A dynasty trust, also known as a “bloodline trust,” is designed to keep the family’s assets within the “bloodline” through generations of inheritance. These trusts have the benefit of minimizing estate taxes as well as gift and transfer taxes. They can also help protect inheritances from creditors and other third-party claims since only the trustee has control over the assets – not the beneficiaries.
Assets in a dynasty trust can be distributed to beneficiaries only under the terms set by the person who establishes the trust (the grantor). However, since dynasty trusts are irrevocable, no changes can be made to these terms.
How California law treats dynasty trusts
Some states allow dynasty trusts to continue forever, or “in perpetuity.” Most states, including California, have what’s called a “rule against perpetuities” and outline in the law how long a dynasty trust can continue.
A California dynasty trust can continue up to 21 years following the death of the last person who was alive on the date the trust was created. Say you have a newborn grandchild when you create the trust. The trust could conceivably continue for more than a century.
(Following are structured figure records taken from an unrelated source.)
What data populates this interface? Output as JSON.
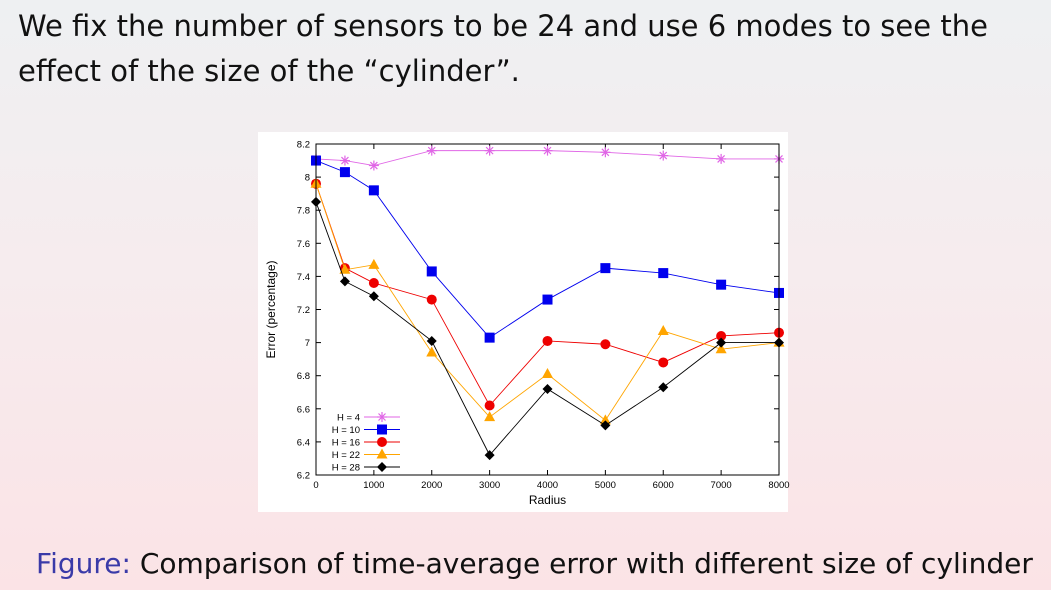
{
  "slide": {
    "intro_text": "We fix the number of sensors to be 24 and use 6 modes to see the effect of the size of the “cylinder”.",
    "caption_label": "Figure:",
    "caption_text": "Comparison of time-average error with different size of cylinder"
  },
  "chart_data": {
    "type": "line",
    "title": "",
    "xlabel": "Radius",
    "ylabel": "Error (percentage)",
    "xlim": [
      0,
      8000
    ],
    "ylim": [
      6.2,
      8.2
    ],
    "x_ticks": [
      0,
      1000,
      2000,
      3000,
      4000,
      5000,
      6000,
      7000,
      8000
    ],
    "y_ticks": [
      6.2,
      6.4,
      6.6,
      6.8,
      7,
      7.2,
      7.4,
      7.6,
      7.8,
      8,
      8.2
    ],
    "grid": false,
    "legend_position": "bottom-left",
    "x": [
      0,
      500,
      1000,
      2000,
      3000,
      4000,
      5000,
      6000,
      7000,
      8000
    ],
    "series": [
      {
        "name": "H = 4",
        "color": "#e066e6",
        "marker": "star",
        "values": [
          8.11,
          8.1,
          8.07,
          8.16,
          8.16,
          8.16,
          8.15,
          8.13,
          8.11,
          8.11
        ]
      },
      {
        "name": "H = 10",
        "color": "#0000ee",
        "marker": "square",
        "values": [
          8.1,
          8.03,
          7.92,
          7.43,
          7.03,
          7.26,
          7.45,
          7.42,
          7.35,
          7.3
        ]
      },
      {
        "name": "H = 16",
        "color": "#ee0000",
        "marker": "circle",
        "values": [
          7.96,
          7.45,
          7.36,
          7.26,
          6.62,
          7.01,
          6.99,
          6.88,
          7.04,
          7.06
        ]
      },
      {
        "name": "H = 22",
        "color": "#ffa500",
        "marker": "triangle",
        "values": [
          7.96,
          7.44,
          7.47,
          6.94,
          6.55,
          6.81,
          6.53,
          7.07,
          6.96,
          7.0
        ]
      },
      {
        "name": "H = 28",
        "color": "#000000",
        "marker": "diamond",
        "values": [
          7.85,
          7.37,
          7.28,
          7.01,
          6.32,
          6.72,
          6.5,
          6.73,
          7.0,
          7.0
        ]
      }
    ]
  }
}
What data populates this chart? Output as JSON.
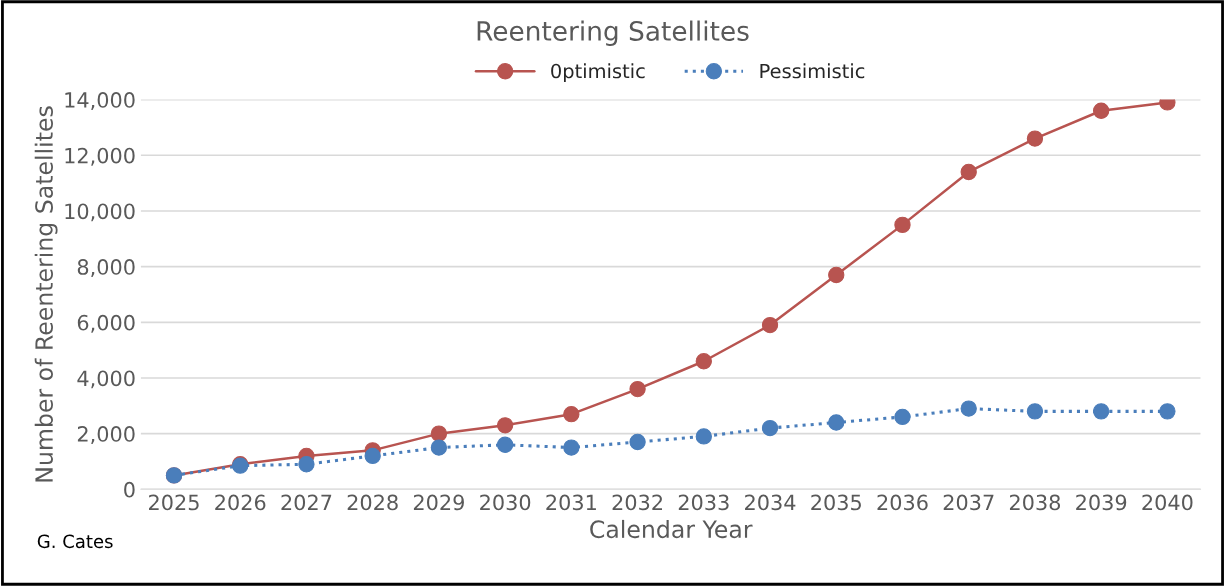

Because these trusts are intended to outlast the current generations, many people choose a corporate trustee like a financial institution rather than name a family member as trustee and provide for successor trustees.
If you’re considering establishing a dynasty trust in California, there’s a lot more to learn about them. With sound legal guidance, you can determine whether this kind of trust aligns with your goals and, if you choose, set up one that will protect your family long after you’re gone.